PLYMOUTH, N.H. – A sport utility vehicle (search) packed with 10 college women slid off a wet road, killing one, during what police say may have been part of an unsanctioned sorority's hazing ritual.
Some of the Plymouth State University (search) students were blindfolded at the time of Monday's crash, authorities said. Police said the driver may have intentionally swerved just before the crash.
Kelly Nester, 20, died after she was thrown from the vehicle, which was designed to seat five. Her funeral was held Friday morning in Coventry, R.I., her hometown.
"You were the best listener, the best hugger, the best friend," her sister, Kristen Nester, wrote in a letter read aloud by a family friend during the funeral. "She loved all those around her."
As many as six passengers in the SUV were blindfolded, but Nester had no blindfold on when she was found, and it was unclear whether she was a pledge or a sorority member, Police Capt. Steve Temperino said.
Police said they were investigating whether the driver, 20-year-old sorority member Nicole Dalton, was intentionally swerving or jerking the steering wheel. A woman who answered the phone Friday at a Dalton residence in Dalton's hometown of Rochester hung up.

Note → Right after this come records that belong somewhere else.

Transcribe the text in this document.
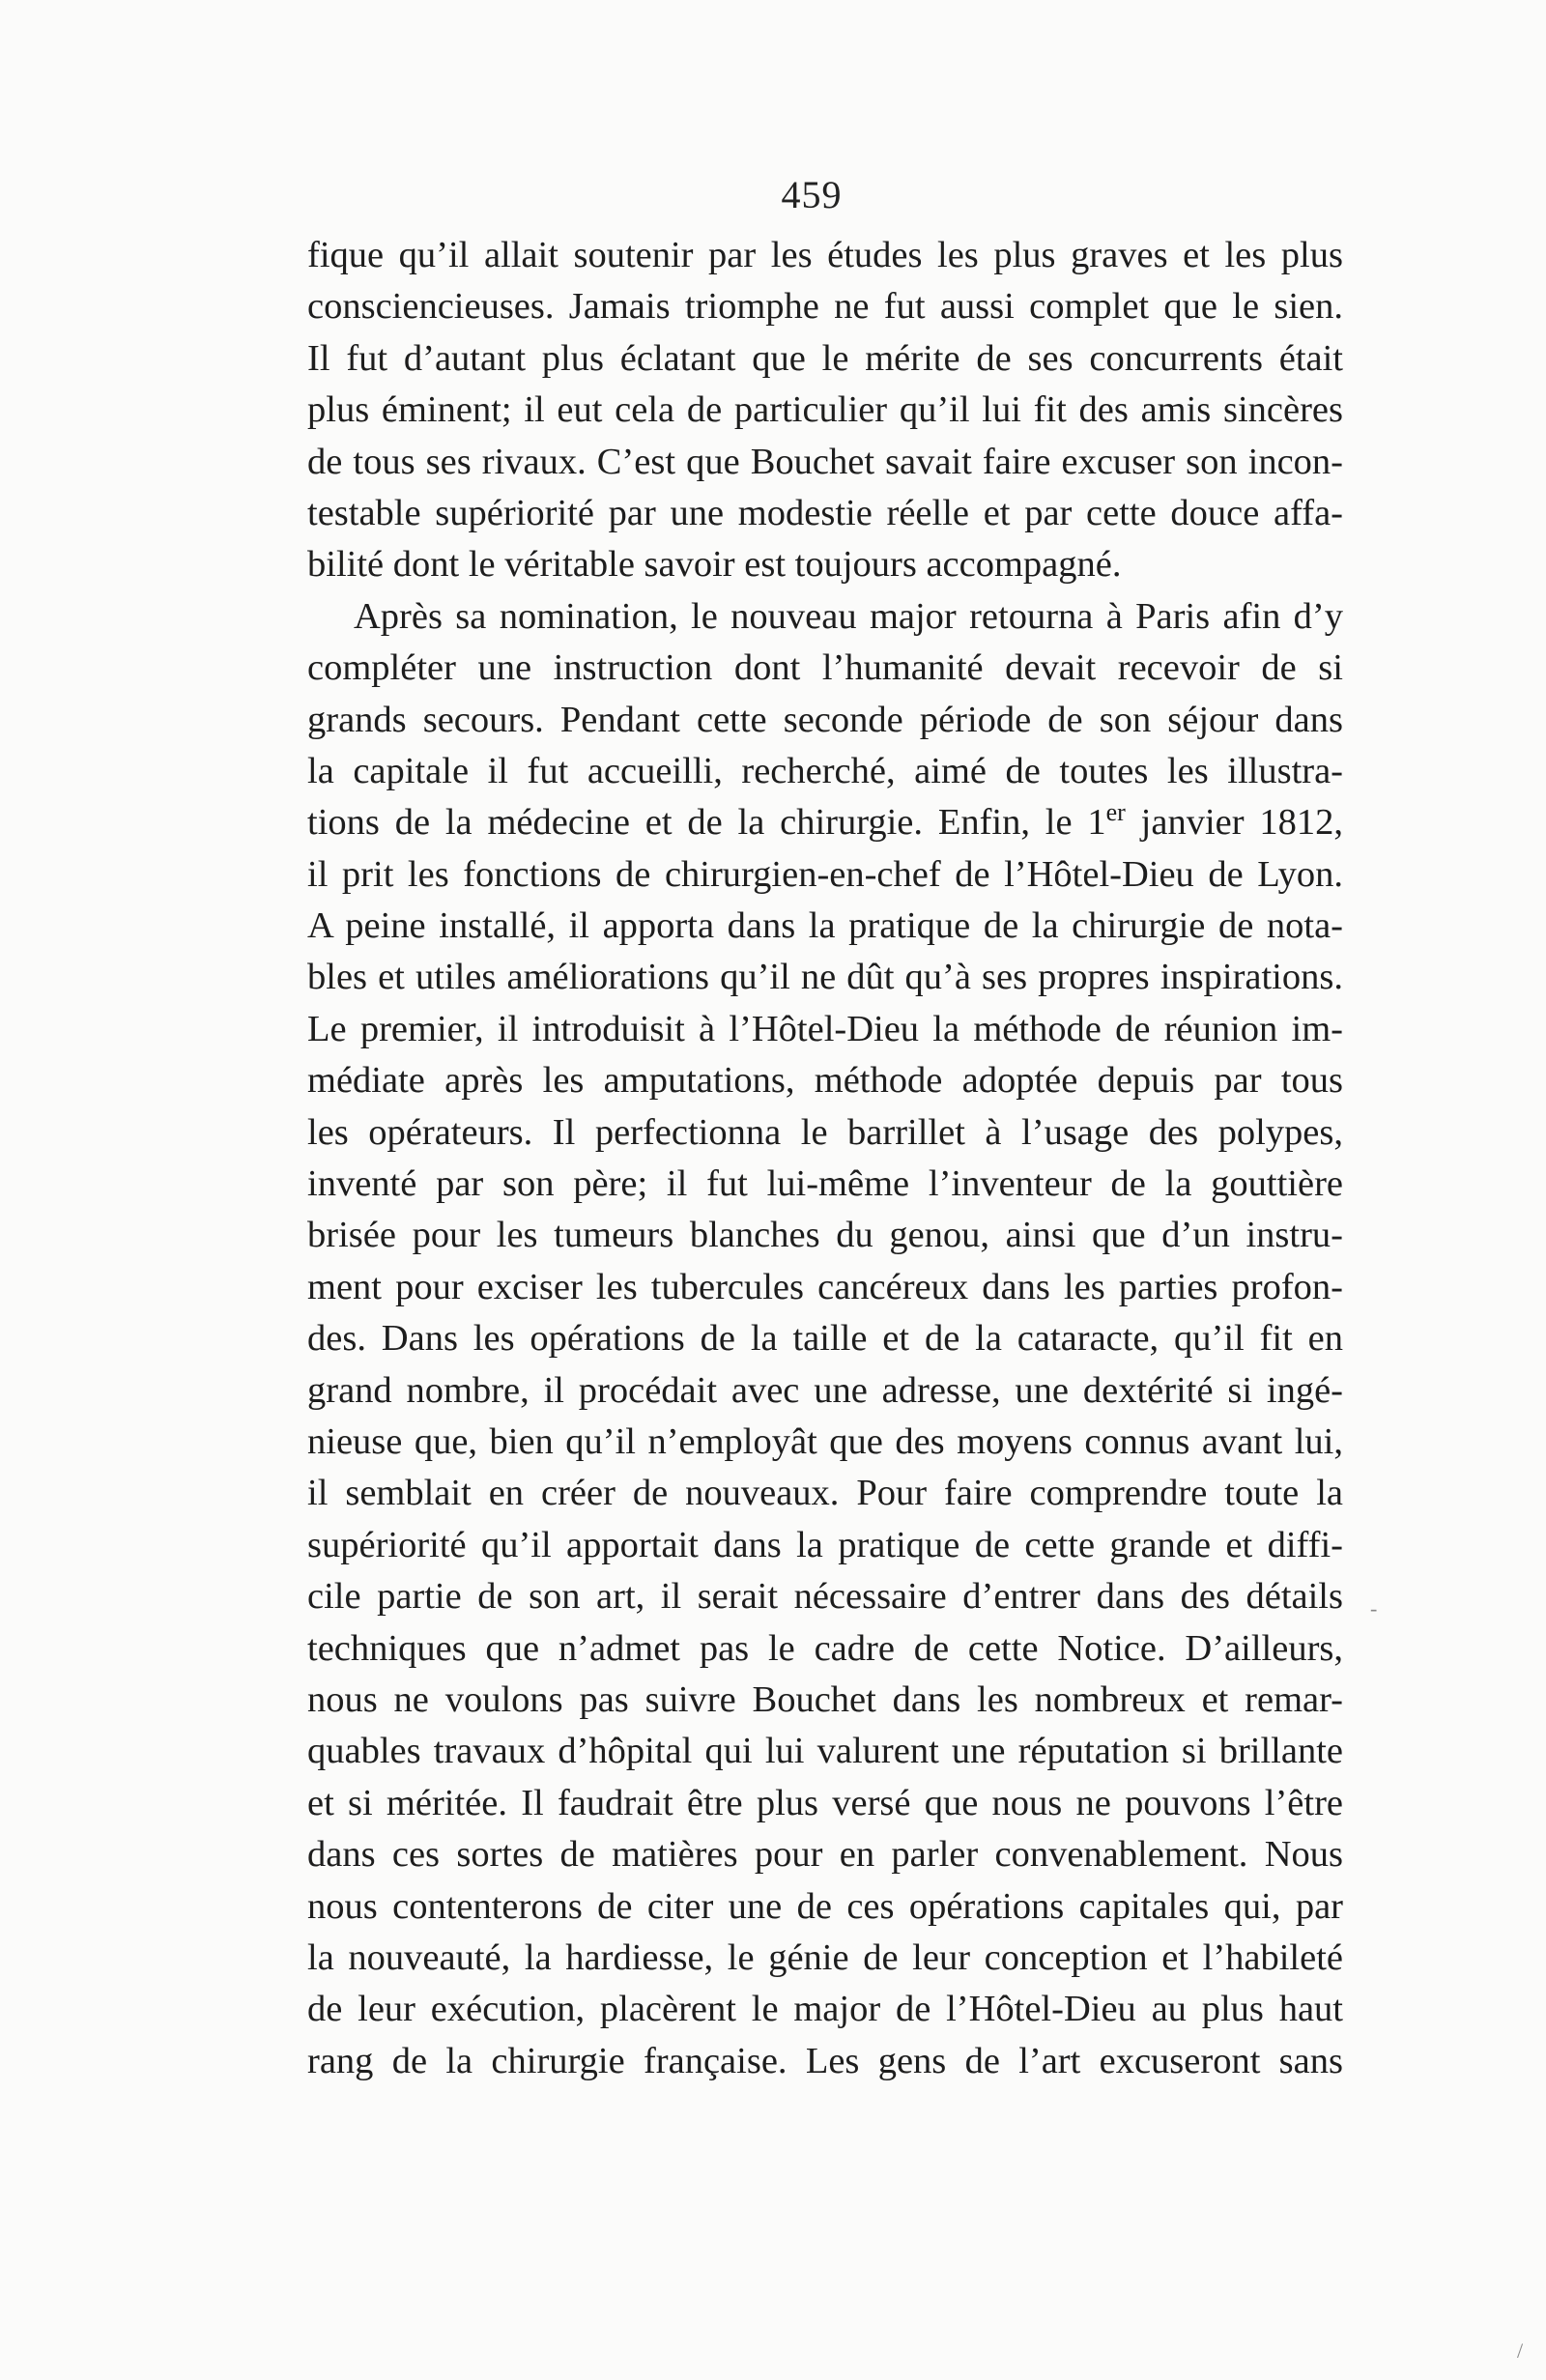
459
fique qu’il allait soutenir par les études les plus graves et les plus
consciencieuses. Jamais triomphe ne fut aussi complet que le sien.
Il fut d’autant plus éclatant que le mérite de ses concurrents était
plus éminent; il eut cela de particulier qu’il lui fit des amis sincères
de tous ses rivaux. C’est que Bouchet savait faire excuser son incon-
testable supériorité par une modestie réelle et par cette douce affa-
bilité dont le véritable savoir est toujours accompagné.
Après sa nomination, le nouveau major retourna à Paris afin d’y
compléter une instruction dont l’humanité devait recevoir de si
grands secours. Pendant cette seconde période de son séjour dans
la capitale il fut accueilli, recherché, aimé de toutes les illustra-
tions de la médecine et de la chirurgie. Enfin, le 1er janvier 1812,
il prit les fonctions de chirurgien-en-chef de l’Hôtel-Dieu de Lyon.
A peine installé, il apporta dans la pratique de la chirurgie de nota-
bles et utiles améliorations qu’il ne dût qu’à ses propres inspirations.
Le premier, il introduisit à l’Hôtel-Dieu la méthode de réunion im-
médiate après les amputations, méthode adoptée depuis par tous
les opérateurs. Il perfectionna le barrillet à l’usage des polypes,
inventé par son père; il fut lui-même l’inventeur de la gouttière
brisée pour les tumeurs blanches du genou, ainsi que d’un instru-
ment pour exciser les tubercules cancéreux dans les parties profon-
des. Dans les opérations de la taille et de la cataracte, qu’il fit en
grand nombre, il procédait avec une adresse, une dextérité si ingé-
nieuse que, bien qu’il n’employât que des moyens connus avant lui,
il semblait en créer de nouveaux. Pour faire comprendre toute la
supériorité qu’il apportait dans la pratique de cette grande et diffi-
cile partie de son art, il serait nécessaire d’entrer dans des détails
techniques que n’admet pas le cadre de cette Notice. D’ailleurs,
nous ne voulons pas suivre Bouchet dans les nombreux et remar-
quables travaux d’hôpital qui lui valurent une réputation si brillante
et si méritée. Il faudrait être plus versé que nous ne pouvons l’être
dans ces sortes de matières pour en parler convenablement. Nous
nous contenterons de citer une de ces opérations capitales qui, par
la nouveauté, la hardiesse, le génie de leur conception et l’habileté
de leur exécution, placèrent le major de l’Hôtel-Dieu au plus haut
rang de la chirurgie française. Les gens de l’art excuseront sans
-
/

Hazing is illegal in New Hampshire, punishable by a maximum fine of $1,000, but it was too early to say whether charges would be brought, Grafton County Attorney Rick St. Hillaire said.

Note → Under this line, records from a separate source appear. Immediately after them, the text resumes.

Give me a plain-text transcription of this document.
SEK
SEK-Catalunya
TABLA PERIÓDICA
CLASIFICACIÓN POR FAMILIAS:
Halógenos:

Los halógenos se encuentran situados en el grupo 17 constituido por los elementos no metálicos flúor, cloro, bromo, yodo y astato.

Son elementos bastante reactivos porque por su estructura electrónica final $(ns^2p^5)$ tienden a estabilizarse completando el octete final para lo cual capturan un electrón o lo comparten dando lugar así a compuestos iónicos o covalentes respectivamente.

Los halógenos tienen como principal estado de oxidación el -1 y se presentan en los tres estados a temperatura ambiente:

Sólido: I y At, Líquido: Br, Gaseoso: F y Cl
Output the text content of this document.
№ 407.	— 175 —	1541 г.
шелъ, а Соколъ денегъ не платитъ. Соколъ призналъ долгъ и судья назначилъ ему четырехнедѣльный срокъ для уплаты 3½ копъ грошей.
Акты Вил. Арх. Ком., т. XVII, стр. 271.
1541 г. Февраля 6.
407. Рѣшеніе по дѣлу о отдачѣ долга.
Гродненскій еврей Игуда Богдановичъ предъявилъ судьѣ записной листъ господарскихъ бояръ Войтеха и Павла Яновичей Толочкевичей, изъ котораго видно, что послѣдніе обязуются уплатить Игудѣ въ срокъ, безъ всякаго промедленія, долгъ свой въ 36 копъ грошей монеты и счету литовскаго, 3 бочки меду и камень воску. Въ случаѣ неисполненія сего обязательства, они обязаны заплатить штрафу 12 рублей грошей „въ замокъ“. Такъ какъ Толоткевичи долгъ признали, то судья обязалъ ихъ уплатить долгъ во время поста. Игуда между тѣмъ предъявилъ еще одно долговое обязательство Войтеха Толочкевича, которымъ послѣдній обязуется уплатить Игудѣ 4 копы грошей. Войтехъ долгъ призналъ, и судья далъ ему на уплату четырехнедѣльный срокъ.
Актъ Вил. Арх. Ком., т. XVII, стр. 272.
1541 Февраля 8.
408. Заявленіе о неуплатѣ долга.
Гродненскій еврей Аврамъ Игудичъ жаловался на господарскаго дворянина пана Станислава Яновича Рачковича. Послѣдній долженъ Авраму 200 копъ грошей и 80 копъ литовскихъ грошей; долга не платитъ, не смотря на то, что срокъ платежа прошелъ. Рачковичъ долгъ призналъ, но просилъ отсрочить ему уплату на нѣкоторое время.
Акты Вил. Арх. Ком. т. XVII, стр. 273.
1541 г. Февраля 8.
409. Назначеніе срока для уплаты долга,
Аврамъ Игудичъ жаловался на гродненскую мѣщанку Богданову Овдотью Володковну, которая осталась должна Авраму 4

The women were members and pledges of Sigma Kappa Omega (search), an unsanctioned sorority that formed in April when a handful of women broke away from the nationally recognized Alpha Sigma Alpha (search).

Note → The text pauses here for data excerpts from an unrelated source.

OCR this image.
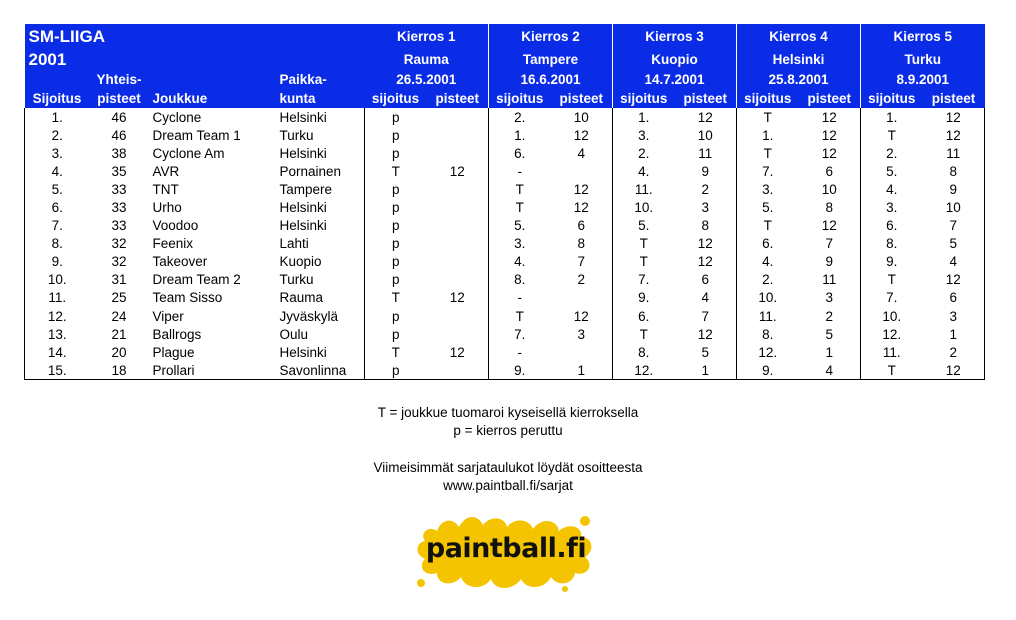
SM-LIIGA				Kierros 1		Kierros 2		Kierros 3		Kierros 4		Kierros 5	
2001				Rauma		Tampere		Kuopio		Helsinki		Turku	
	Yhteis-		Paikka-	26.5.2001		16.6.2001		14.7.2001		25.8.2001		8.9.2001	
Sijoitus	pisteet	Joukkue	kunta	sijoitus	pisteet	sijoitus	pisteet	sijoitus	pisteet	sijoitus	pisteet	sijoitus	pisteet
1.	46	Cyclone	Helsinki	p		2.	10	1.	12	T	12	1.	12
2.	46	Dream Team 1	Turku	p		1.	12	3.	10	1.	12	T	12
3.	38	Cyclone Am	Helsinki	p		6.	4	2.	11	T	12	2.	11
4.	35	AVR	Pornainen	T	12	-		4.	9	7.	6	5.	8
5.	33	TNT	Tampere	p		T	12	11.	2	3.	10	4.	9
6.	33	Urho	Helsinki	p		T	12	10.	3	5.	8	3.	10
7.	33	Voodoo	Helsinki	p		5.	6	5.	8	T	12	6.	7
8.	32	Feenix	Lahti	p		3.	8	T	12	6.	7	8.	5
9.	32	Takeover	Kuopio	p		4.	7	T	12	4.	9	9.	4
10.	31	Dream Team 2	Turku	p		8.	2	7.	6	2.	11	T	12
11.	25	Team Sisso	Rauma	T	12	-		9.	4	10.	3	7.	6
12.	24	Viper	Jyväskylä	p		T	12	6.	7	11.	2	10.	3
13.	21	Ballrogs	Oulu	p		7.	3	T	12	8.	5	12.	1
14.	20	Plague	Helsinki	T	12	-		8.	5	12.	1	11.	2
15.	18	Prollari	Savonlinna	p		9.	1	12.	1	9.	4	T	12
T = joukkue tuomaroi kyseisellä kierroksella
p = kierros peruttu
Viimeisimmät sarjataulukot löydät osoitteesta
www.paintball.fi/sarjat
paintball.fi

No one answered the door at the Sigma Kappa Omega house Thursday. A mile away at the accident site, a makeshift memorial of flowers sat on an embankment; nearby were pieces of the crashed vehicle and a broken cassette tape.
Richard Hage, Plymouth's vice president for student affairs, told a news network on Friday that "hazing at this level is not common at all" at the university, which has about 4,300 full-time students and is nestled in the foothills of the White Mountains in northern New Hampshire.
Some students, however, said hazing at Plymouth is widespread and often brutal.
"I had a guy who lived in my hall that would come back with black eyes," said senior Rachel Lastoff.
"It's not something you can stop," she said. "Hazing is something that's not talked about. But if anything is said, the school will deny it."